Beijing has also attempted to harness the credibility of established western media, distributing 2.5m copies of China Daily’s China Watch supplement in the Washington Post, New York Times, and Daily Telegraph.
The China Central Television (CCTV) expansion is arguably the most ambitious, although the broadcaster declined to answer queries about the plans. According to its website, it had 49 staff posted abroad in November 2010 – with 10 more in Hong Kong and Macau – and wants overseas staff to increase to 280 by 2012. That number should rise to 500 by 2016, across 80 bureaus.
At the heart of operations will be six hubs: two probably in London and Dubai and others in South America and the Asia Pacific region.

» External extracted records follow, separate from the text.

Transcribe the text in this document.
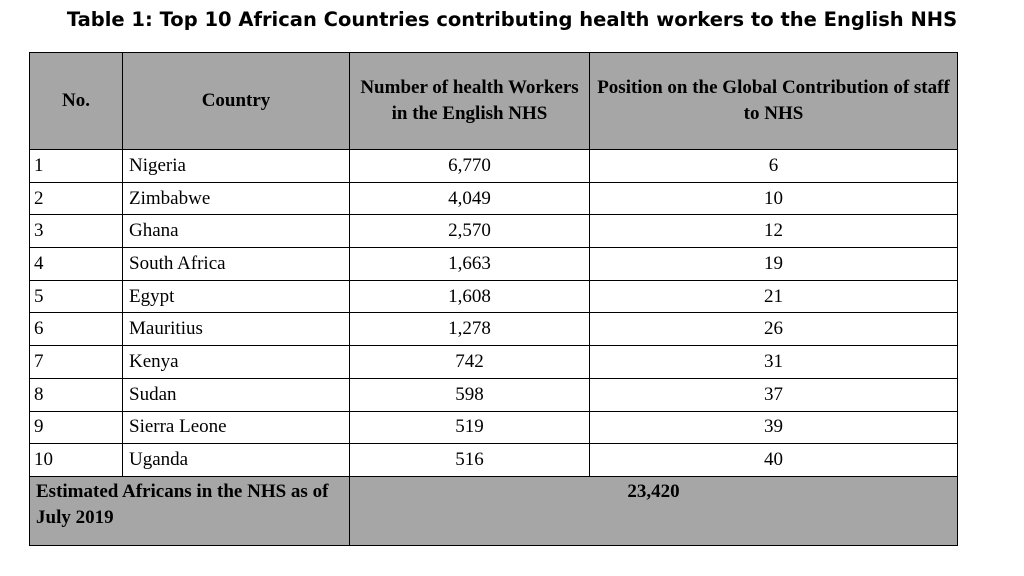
Table 1: Top 10 African Countries contributing health workers to the English NHS
No.	Country	Number of health Workers in the English NHS	Position on the Global Contribution of staff to NHS
1	Nigeria	6,770	6
2	Zimbabwe	4,049	10
3	Ghana	2,570	12
4	South Africa	1,663	19
5	Egypt	1,608	21
6	Mauritius	1,278	26
7	Kenya	742	31
8	Sudan	598	37
9	Sierra Leone	519	39
10	Uganda	516	40
Estimated Africans in the NHS as of July 2019		23,420	
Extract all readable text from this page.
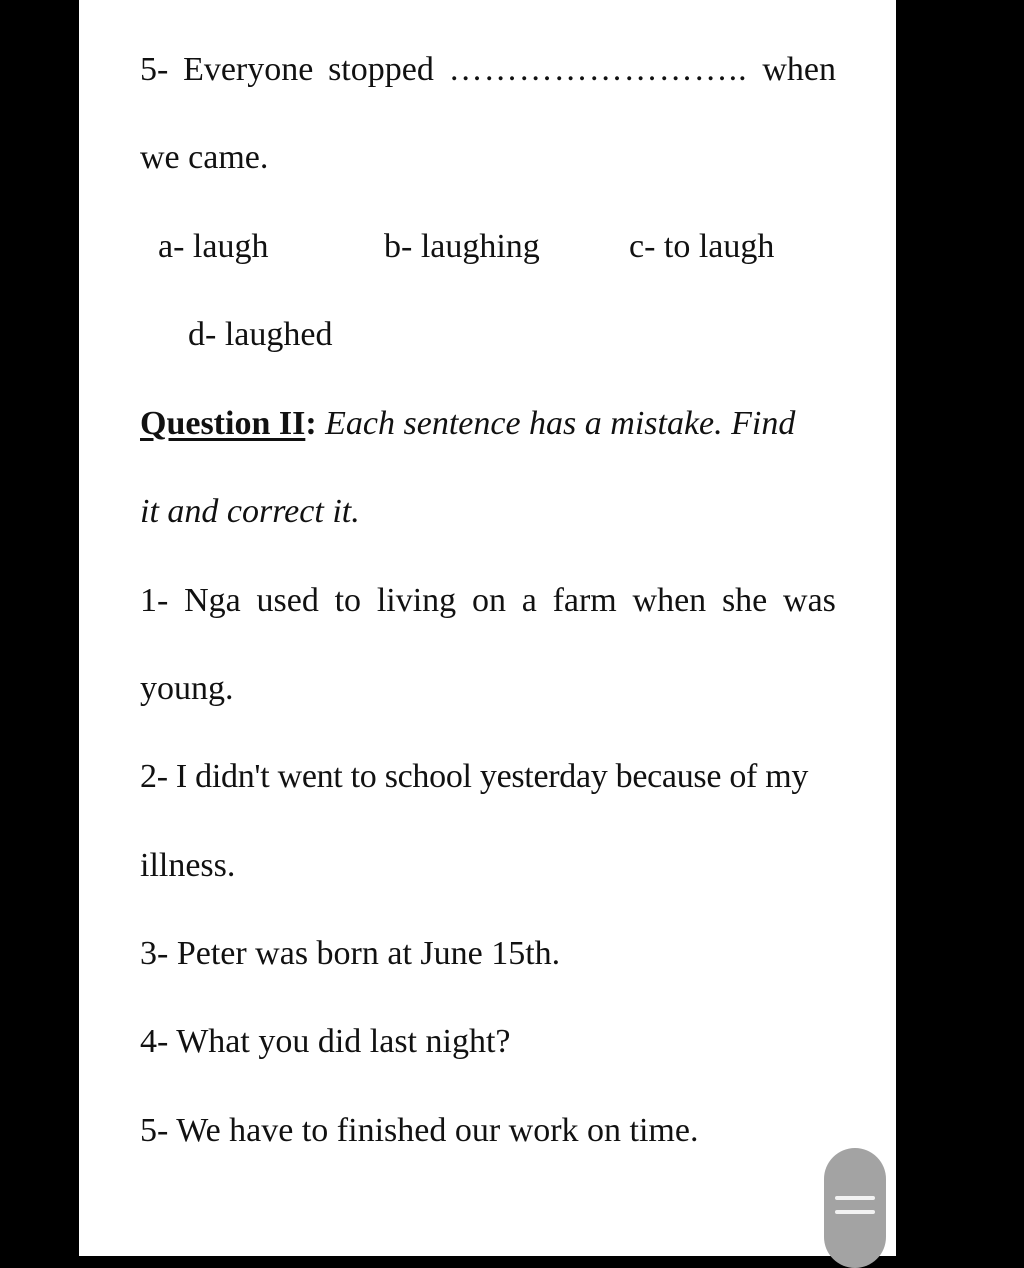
5- Everyone stopped …………………….. when
we came.
a- laugh	b- laughing	c- to laugh
d- laughed
Question II: Each sentence has a mistake. Find
it and correct it.
1- Nga used to living on a farm when she was
young.
2- I didn't went to school yesterday because of my
illness.
3- Peter was born at June 15th.
4- What you did last night?
5- We have to finished our work on time.
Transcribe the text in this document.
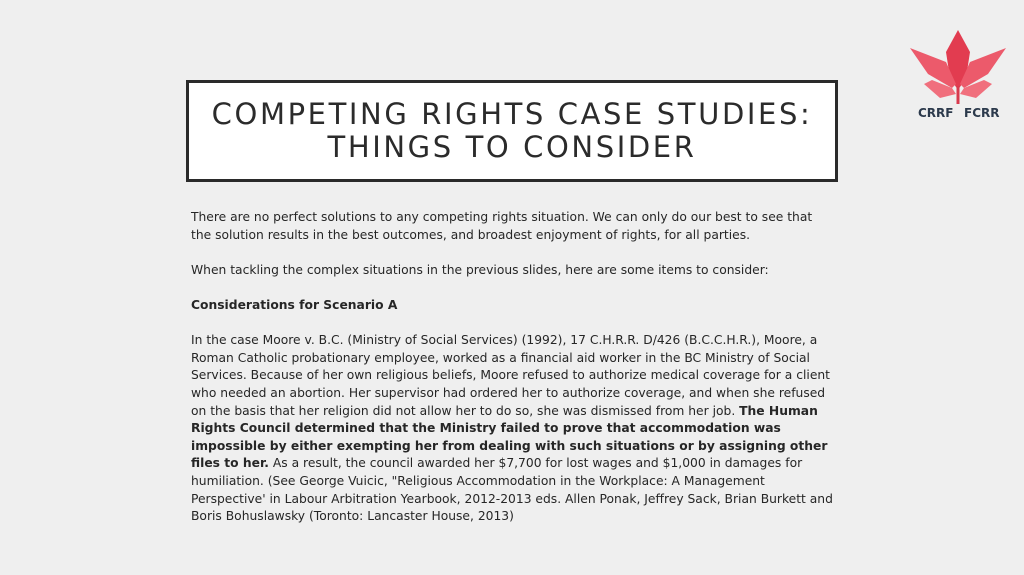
COMPETING RIGHTS CASE STUDIES:
THINGS TO CONSIDER
CRRF FCRR

There are no perfect solutions to any competing rights situation. We can only do our best to see that the solution results in the best outcomes, and broadest enjoyment of rights, for all parties.

When tackling the complex situations in the previous slides, here are some items to consider:

Considerations for Scenario A

In the case Moore v. B.C. (Ministry of Social Services) (1992), 17 C.H.R.R. D/426 (B.C.C.H.R.), Moore, a Roman Catholic probationary employee, worked as a financial aid worker in the BC Ministry of Social Services. Because of her own religious beliefs, Moore refused to authorize medical coverage for a client who needed an abortion. Her supervisor had ordered her to authorize coverage, and when she refused on the basis that her religion did not allow her to do so, she was dismissed from her job. The Human Rights Council determined that the Ministry failed to prove that accommodation was impossible by either exempting her from dealing with such situations or by assigning other files to her. As a result, the council awarded her $7,700 for lost wages and $1,000 in damages for humiliation. (See George Vuicic, "Religious Accommodation in the Workplace: A Management Perspective' in Labour Arbitration Yearbook, 2012-2013 eds. Allen Ponak, Jeffrey Sack, Brian Burkett and Boris Bohuslawsky (Toronto: Lancaster House, 2013)
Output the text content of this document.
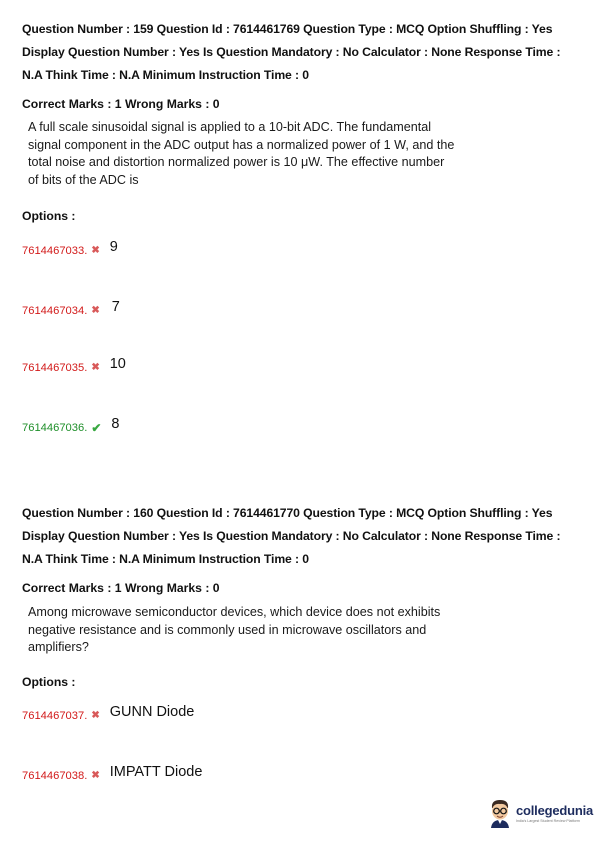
Question Number : 159 Question Id : 7614461769 Question Type : MCQ Option Shuffling : Yes Display Question Number : Yes Is Question Mandatory : No Calculator : None Response Time : N.A Think Time : N.A Minimum Instruction Time : 0
Correct Marks : 1 Wrong Marks : 0
A full scale sinusoidal signal is applied to a 10-bit ADC. The fundamental signal component in the ADC output has a normalized power of 1 W, and the total noise and distortion normalized power is 10 μW. The effective number of bits of the ADC is
Options :
7614467033. ✖ 9
7614467034. ✖ 7
7614467035. ✖ 10
7614467036. ✔ 8
Question Number : 160 Question Id : 7614461770 Question Type : MCQ Option Shuffling : Yes Display Question Number : Yes Is Question Mandatory : No Calculator : None Response Time : N.A Think Time : N.A Minimum Instruction Time : 0
Correct Marks : 1 Wrong Marks : 0
Among microwave semiconductor devices, which device does not exhibits negative resistance and is commonly used in microwave oscillators and amplifiers?
Options :
7614467037. ✖ GUNN Diode
7614467038. ✖ IMPATT Diode
collegedunia
India's Largest Student Review Platform
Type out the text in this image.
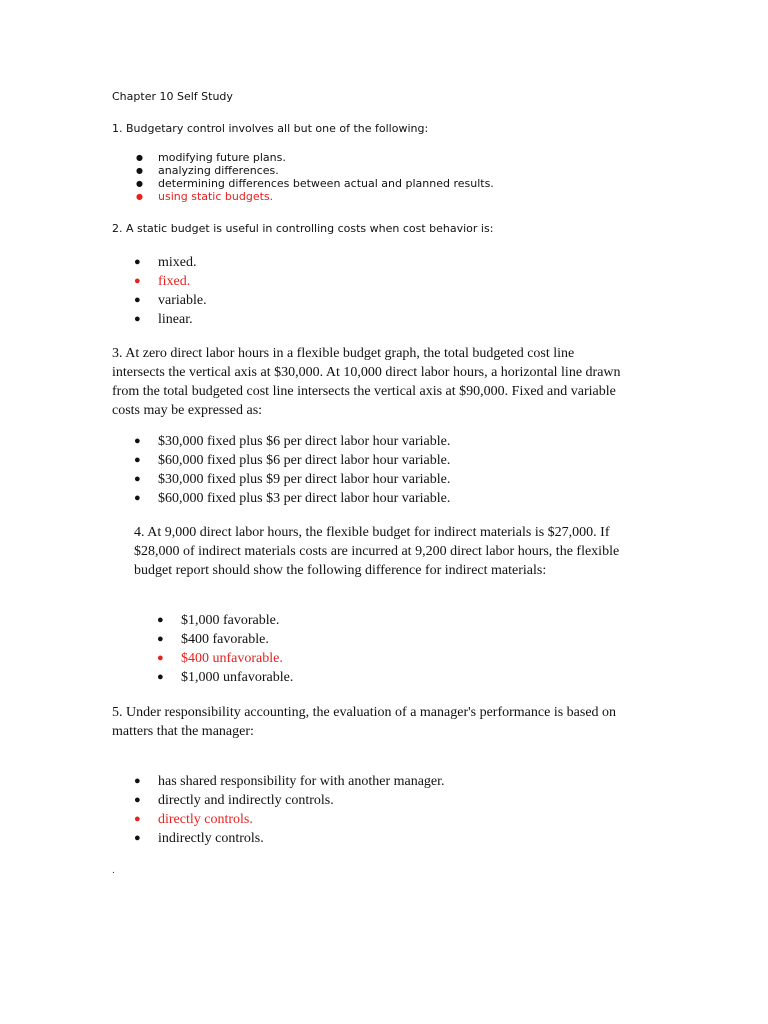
Chapter 10 Self Study
1. Budgetary control involves all but one of the following:
● modifying future plans.
● analyzing differences.
● determining differences between actual and planned results.
● using static budgets.
2. A static budget is useful in controlling costs when cost behavior is:
● mixed.
● fixed.
● variable.
● linear.
3. At zero direct labor hours in a flexible budget graph, the total budgeted cost line
intersects the vertical axis at $30,000. At 10,000 direct labor hours, a horizontal line drawn
from the total budgeted cost line intersects the vertical axis at $90,000. Fixed and variable
costs may be expressed as:
● $30,000 fixed plus $6 per direct labor hour variable.
● $60,000 fixed plus $6 per direct labor hour variable.
● $30,000 fixed plus $9 per direct labor hour variable.
● $60,000 fixed plus $3 per direct labor hour variable.
4. At 9,000 direct labor hours, the flexible budget for indirect materials is $27,000. If
$28,000 of indirect materials costs are incurred at 9,200 direct labor hours, the flexible
budget report should show the following difference for indirect materials:
● $1,000 favorable.
● $400 favorable.
● $400 unfavorable.
● $1,000 unfavorable.
5. Under responsibility accounting, the evaluation of a manager's performance is based on
matters that the manager:
● has shared responsibility for with another manager.
● directly and indirectly controls.
● directly controls.
● indirectly controls.
.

It is understood to have hired some 150 people, with Washington gaining 60 staff. Most will be working for the English- and other foreign-language channels. Zhong Xin, a journalism professor at Renmin University in Beijing, said Chinese media had long wanted to expand and that incidents in 2008 and 2009 – such as protests during the Olympic torch relay and riots in Xinjiang – persuaded the government of the need, because it wanted China’s voice to be heard.
Dong Tiance, a journalism professor at Jinan University in southern China, said: “Official bodies, media organisations and academia have agreed that our previous external publicity has had problems. These overseas initiatives are improving this, for example, by hiring senior local journalists and experts.”
CCTV has hired Jim Laurie, a former ABC and NBC broadcaster turned consultant, to advise it and has offered generous salaries for local staff.
According to his website, CCTV will broadcast at least an hour of programming daily by early 2012, and four hours by June, from its new studios. It has leased 3,300 sq m (36,000 sq ft) at a central Washington address for a reported $1.5m (£953,000).
In Nairobi, the Kenyan vice-president has said Chinese officials plan to increase CCTV’s staff from 12 to 150. It has poached high-profile anchors from local networks for CCTV Africa.
Whether these efforts will be repaid in viewing figures remains to be seen. One challenge has been delivery: Xinhua’s CNC World news channel was originally available only online, although it can now be watched via Sky in the UK and Time Warner Cable in the US.
CCTV services are now available via non-profit broadcaster MHz Networks in Washington and it hopes adding unconventional means of delivery – perhaps showing programmes in shops – could extend its audience.
The second challenge has been persuading people to watch. Even at home, commercial rivals often trounce state offerings and there is widespread cynicism about news content.
Chinese internet-users last week reacted angrily to remarks by CCTV’s new boss, who said journalists’ primary responsibility was to be a “mouthpiece”. Hu Zhanfan, who gave the speech earlier this year as editor-in-chief of the official Guangming Daily, said “news workers” who defined themselves as journalism professionals instead of in terms of Communist party propaganda work were making a fundamental error.
While foreign-language state media are allowed to go further than those intended for a domestic audience, there are still tight constraints on their work.
“In general people are perhaps still suspicious about the quality of some of the news programmes,” acknowledged Dong Guanpeng, a former CCTV anchor who teaches journalism at Tsinghua University in Beijing and has advised officials on media policy. But he said CCTV could reach an audience of opinion-formers on China to begin with and that non-news programming, such as cultural shows, would increase its appeal.
Arnold Zeitlin, a veteran correspondent turned consultant who teaches journalism at the Guangdong University of Foreign Studies, said numerous countries had attempted similar media pushes unsuccessfully. He questioned the point of spending “huge gobs of money” on the media expansion without addressing issues such as China’s human rights record.
“I would be surprised, if not disappointed, if most people buy it,” he said. “To change China’s image it is necessary to alter Chinese policy and outlook.”